President Obama is expected to sign the bill that provides new authority to the Drug Enforcement Administration (DEA) to place designer anabolic steroids on the Controlled Substance Schedules more rapidly. The bill also gives DEA new enforcement tools to prosecute disreputable companies that develop and market anabolic steroids mislabeled as dietary supplements.
“We are extremely grateful to Congress for passing this important piece of legislation and particularly want to acknowledge Sens. Sheldon Whitehouse (D-RI) and Orrin Hatch (R-UT), and Reps. Joe Pitts (R-PA) and Frank Pallone (D-NJ), sponsors of the bill respectively in the Senate and the House. We are thankful as well to other legislators and industry stakeholders who kept the serious issue of designer anabolic steroids in front of key colleagues in Congress,” said the Council for Responsible Nutrition (CRN), president & CEO Steve Mister. “Passage of this bill was one of CRN’s top legislative priorities this year, as responsible member companies want to do all that they can to solve the problem of anabolic steroids illegally being sold as dietary supplements.”
CRN lobbied Congress to pass the Anabolic Steroid Control Act of 2004 and has tenaciously led the charge for the dietary supplement industry since that time, ramping up activities in 2014 with outreach to legislative offices on Capitol Hill in support of DASCA, underscoring its value to consumers as well as to responsible dietary supplement companies.
DASCA will protect consumers as well as responsible companies by empowering the Drug Enforcement Administration (DEA) with new tools to identify and rapidly respond when illegal drugs in the form of new designer anabolic steroids are falsely marketed as dietary supplements. For instance, the law calls for DEA to address products that are “substantially similar” to anabolic steroids and that have been illegally marketed to promote muscle growth. DASCA’s provisions include new DEA authority to place new anabolic steroids on the DEA Controlled Substance List and new criteria for placing additional anabolic steroids on the list going forward that will better enable DEA to identify and catalog new chemicals. DASCA will allow DEA to quickly crack down on criminals creating new anabolic substances that closely resemble red-flagged counterparts listed, but altered minimally with the intent of evading enforcement.
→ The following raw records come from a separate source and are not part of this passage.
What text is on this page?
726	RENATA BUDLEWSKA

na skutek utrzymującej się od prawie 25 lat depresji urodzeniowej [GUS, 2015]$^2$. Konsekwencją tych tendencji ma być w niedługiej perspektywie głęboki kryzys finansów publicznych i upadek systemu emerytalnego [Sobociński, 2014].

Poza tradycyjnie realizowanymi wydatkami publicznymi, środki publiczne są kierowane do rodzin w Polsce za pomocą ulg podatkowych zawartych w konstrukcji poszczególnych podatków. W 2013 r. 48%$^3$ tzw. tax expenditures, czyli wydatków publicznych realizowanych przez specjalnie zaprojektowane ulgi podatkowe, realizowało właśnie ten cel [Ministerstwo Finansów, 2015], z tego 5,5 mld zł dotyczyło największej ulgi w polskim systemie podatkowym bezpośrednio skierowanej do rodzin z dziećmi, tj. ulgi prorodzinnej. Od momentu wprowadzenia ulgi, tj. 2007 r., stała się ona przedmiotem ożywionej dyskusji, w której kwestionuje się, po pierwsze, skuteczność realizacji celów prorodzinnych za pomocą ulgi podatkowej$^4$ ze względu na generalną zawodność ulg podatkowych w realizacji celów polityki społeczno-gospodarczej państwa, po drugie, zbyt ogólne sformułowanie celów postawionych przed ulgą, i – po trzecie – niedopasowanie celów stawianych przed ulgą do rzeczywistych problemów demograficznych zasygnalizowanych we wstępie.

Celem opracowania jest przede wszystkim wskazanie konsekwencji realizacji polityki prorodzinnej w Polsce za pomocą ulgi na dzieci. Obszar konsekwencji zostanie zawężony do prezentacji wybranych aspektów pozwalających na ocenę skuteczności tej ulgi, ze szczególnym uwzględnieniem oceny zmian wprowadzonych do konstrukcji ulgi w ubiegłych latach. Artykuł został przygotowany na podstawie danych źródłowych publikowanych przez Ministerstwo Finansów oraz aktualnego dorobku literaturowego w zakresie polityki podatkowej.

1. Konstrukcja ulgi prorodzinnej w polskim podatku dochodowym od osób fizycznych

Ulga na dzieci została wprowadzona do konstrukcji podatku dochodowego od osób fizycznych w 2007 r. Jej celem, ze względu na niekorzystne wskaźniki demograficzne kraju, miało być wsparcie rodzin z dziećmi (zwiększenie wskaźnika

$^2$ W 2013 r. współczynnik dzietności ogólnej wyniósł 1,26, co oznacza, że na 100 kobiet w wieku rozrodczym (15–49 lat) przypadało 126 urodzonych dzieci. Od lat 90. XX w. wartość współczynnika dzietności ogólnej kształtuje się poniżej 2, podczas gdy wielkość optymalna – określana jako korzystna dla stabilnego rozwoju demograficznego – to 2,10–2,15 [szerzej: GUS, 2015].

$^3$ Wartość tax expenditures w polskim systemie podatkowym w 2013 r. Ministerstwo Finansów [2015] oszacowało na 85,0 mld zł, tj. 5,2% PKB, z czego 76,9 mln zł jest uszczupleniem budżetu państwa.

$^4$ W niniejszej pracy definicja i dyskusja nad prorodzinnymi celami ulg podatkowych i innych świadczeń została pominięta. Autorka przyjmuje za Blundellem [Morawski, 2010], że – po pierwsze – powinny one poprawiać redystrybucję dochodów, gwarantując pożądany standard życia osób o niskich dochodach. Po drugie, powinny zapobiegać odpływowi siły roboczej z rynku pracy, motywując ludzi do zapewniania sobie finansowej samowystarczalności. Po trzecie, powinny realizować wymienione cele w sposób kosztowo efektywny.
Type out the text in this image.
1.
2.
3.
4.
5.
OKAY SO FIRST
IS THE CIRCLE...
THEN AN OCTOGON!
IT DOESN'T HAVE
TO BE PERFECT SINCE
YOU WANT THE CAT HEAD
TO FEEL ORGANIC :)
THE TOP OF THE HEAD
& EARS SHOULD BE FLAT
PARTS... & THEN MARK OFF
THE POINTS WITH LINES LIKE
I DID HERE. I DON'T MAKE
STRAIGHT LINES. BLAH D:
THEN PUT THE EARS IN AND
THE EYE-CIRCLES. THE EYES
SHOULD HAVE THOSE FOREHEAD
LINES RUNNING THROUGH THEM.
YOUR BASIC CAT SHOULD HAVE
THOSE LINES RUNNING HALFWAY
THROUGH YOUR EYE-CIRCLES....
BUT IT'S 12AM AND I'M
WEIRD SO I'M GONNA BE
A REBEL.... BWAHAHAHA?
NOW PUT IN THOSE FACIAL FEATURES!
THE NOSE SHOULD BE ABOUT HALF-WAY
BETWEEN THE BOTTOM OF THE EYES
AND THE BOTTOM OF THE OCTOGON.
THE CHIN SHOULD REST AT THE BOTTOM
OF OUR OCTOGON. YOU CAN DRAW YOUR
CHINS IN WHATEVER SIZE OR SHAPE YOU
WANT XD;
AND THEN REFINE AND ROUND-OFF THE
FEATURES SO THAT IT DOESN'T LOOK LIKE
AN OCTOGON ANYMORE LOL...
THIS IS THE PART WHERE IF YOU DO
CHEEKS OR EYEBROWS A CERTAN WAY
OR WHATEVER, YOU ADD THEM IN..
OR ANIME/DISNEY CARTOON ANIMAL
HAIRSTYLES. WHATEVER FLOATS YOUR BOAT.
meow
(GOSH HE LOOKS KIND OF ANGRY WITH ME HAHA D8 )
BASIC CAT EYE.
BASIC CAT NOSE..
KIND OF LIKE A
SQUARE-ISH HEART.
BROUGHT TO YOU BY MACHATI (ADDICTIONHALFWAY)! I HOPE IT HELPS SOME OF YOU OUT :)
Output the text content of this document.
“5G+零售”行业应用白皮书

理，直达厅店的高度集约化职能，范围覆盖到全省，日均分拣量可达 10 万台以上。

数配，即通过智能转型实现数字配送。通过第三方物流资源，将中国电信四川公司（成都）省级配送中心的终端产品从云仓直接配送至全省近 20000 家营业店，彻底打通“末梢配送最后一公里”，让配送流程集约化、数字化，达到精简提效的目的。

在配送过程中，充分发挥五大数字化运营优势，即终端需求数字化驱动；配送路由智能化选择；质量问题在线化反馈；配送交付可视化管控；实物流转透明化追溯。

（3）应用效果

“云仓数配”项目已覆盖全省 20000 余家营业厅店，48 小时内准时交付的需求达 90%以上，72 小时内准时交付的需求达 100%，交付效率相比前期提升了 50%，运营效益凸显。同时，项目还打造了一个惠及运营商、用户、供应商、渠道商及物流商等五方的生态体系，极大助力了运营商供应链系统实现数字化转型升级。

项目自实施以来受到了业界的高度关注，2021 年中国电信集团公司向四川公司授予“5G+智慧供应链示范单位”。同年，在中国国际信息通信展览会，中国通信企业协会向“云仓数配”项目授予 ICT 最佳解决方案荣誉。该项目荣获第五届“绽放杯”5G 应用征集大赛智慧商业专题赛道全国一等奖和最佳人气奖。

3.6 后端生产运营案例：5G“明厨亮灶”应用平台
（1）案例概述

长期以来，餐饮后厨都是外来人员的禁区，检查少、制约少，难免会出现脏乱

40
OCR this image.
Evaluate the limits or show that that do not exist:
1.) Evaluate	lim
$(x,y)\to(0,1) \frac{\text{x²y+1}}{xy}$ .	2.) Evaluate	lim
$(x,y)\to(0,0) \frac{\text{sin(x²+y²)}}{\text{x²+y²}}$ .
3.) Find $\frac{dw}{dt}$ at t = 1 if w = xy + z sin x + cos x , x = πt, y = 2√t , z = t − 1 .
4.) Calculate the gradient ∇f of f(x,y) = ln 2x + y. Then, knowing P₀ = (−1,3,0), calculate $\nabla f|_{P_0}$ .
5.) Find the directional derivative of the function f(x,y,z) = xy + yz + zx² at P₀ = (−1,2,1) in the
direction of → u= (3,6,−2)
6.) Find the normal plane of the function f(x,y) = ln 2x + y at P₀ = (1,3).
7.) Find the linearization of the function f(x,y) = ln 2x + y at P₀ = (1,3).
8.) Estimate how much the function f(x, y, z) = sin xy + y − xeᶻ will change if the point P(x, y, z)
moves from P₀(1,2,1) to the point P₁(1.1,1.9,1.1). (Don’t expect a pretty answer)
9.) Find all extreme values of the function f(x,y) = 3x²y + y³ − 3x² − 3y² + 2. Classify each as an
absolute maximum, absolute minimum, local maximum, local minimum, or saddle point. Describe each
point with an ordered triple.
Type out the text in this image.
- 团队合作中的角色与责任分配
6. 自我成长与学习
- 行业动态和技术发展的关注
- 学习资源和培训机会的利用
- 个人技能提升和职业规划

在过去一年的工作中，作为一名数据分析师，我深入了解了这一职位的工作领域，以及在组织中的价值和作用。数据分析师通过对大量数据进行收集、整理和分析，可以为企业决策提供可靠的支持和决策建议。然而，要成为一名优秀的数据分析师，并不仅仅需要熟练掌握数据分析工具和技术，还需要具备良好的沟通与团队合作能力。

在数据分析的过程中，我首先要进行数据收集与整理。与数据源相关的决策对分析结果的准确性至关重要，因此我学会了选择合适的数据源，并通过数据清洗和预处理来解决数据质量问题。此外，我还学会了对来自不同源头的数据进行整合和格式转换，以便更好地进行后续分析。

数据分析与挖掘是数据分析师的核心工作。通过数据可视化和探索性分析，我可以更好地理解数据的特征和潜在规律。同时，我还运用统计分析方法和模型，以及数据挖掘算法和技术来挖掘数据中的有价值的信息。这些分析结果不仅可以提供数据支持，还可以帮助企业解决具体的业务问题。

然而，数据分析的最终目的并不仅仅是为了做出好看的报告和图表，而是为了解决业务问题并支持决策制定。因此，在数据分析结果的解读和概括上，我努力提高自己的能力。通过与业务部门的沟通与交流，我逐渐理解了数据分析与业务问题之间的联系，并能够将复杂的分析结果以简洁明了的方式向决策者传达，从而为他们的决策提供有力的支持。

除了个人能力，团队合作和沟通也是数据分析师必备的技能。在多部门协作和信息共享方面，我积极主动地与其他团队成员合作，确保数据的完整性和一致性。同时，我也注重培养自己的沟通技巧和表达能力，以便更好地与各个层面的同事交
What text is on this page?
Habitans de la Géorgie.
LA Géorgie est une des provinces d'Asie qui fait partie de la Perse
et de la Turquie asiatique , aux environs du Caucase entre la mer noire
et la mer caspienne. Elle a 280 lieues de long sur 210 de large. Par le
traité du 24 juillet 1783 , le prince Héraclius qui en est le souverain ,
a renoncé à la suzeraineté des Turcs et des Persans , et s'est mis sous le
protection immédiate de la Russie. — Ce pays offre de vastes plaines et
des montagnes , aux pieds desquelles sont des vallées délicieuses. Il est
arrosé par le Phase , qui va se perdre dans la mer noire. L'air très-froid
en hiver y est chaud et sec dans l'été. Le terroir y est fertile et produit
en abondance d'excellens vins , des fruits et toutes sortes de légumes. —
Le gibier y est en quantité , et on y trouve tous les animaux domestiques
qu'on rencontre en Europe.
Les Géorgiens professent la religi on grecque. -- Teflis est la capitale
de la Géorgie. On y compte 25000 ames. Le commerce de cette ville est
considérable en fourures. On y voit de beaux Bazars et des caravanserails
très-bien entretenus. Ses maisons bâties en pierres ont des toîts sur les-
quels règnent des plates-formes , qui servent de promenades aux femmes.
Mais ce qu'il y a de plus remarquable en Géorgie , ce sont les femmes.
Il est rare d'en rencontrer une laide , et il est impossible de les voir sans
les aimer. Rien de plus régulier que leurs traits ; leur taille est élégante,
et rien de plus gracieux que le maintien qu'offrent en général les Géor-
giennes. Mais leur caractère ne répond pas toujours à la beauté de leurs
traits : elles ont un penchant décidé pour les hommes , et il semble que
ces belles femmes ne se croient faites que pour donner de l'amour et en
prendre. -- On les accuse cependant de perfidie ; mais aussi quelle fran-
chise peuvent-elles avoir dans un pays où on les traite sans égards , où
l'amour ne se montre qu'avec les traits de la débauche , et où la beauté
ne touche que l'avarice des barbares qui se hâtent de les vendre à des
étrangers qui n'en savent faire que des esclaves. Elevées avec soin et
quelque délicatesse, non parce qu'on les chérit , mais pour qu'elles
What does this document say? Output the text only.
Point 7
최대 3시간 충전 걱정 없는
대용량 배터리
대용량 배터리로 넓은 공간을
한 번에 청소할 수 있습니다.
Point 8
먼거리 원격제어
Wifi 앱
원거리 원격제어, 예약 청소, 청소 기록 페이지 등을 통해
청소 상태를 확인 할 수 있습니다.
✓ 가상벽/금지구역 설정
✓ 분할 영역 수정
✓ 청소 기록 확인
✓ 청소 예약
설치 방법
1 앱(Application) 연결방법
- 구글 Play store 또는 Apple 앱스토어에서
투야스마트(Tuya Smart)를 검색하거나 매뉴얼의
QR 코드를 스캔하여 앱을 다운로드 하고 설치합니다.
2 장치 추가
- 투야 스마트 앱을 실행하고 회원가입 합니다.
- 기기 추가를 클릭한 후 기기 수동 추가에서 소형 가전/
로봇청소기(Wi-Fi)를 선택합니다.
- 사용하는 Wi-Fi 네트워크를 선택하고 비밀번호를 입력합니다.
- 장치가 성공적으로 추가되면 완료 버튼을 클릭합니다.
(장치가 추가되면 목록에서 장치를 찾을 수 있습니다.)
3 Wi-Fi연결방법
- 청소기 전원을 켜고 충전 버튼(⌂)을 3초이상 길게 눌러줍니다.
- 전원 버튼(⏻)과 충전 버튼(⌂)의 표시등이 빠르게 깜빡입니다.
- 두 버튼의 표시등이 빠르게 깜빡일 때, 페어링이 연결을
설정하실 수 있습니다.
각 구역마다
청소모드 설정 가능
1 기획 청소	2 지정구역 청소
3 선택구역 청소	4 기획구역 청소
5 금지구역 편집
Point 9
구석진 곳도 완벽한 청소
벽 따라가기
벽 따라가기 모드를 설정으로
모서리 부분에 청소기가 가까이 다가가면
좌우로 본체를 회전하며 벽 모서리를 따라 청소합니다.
“When criminal outliers are not stopped, not only does it put consumers at risk, but it unjustly blackens the reputation of responsible dietary supplement companies that manufacture and market legitimate, high-quality and beneficial supplements for sports nutrition and performance,” Mr. Mister observed. “The passage of DASCA brings a welcome protection against that.”
The American Herbal Products Association (AHPA) also welcomes this new legislation, having been a strong proponent of the bill by advocating lawmakers to pass this legislation in order to protect consumers and the industry.
"AHPA thanks Congress for passing this important bill," said Michael McGuffin, president of the American Herbal Products Association (AHPA). "Just a handful of bad actors selling illegal products can tarnish the regulated supplement industry. When President Obama signs this legislation into law, it will help protect consumers and the supplement industry by providing federal law enforcement officials with additional authority to crack down on those who don't comply with current laws and regulations."
Sens. Sheldon Whitehouse (D-RI) and Orrin Hatch (R-UT) introduced DASCA on February 11, 2014 and Reps. Joe Pitts (R-PA) and Frank Pallone (D-NJ) subsequently introduced the bill in the House. AHPA partnered with the Consumer Healthcare Products Association (CHPA), the Council for Responsible Nutrition (CRN), the Natural Products Association (NPA) and the United Natural Products Alliance (UNPA) to express support for the bill and advocate for its passage.
"Responsible dietary supplement industry stakeholders have consistently supported congressional and regulatory efforts to enact and enforce laws that help eliminate illegal products that masquerade as dietary supplements, and to prosecute the criminals who manufacture and sell them," the associations said in the statement.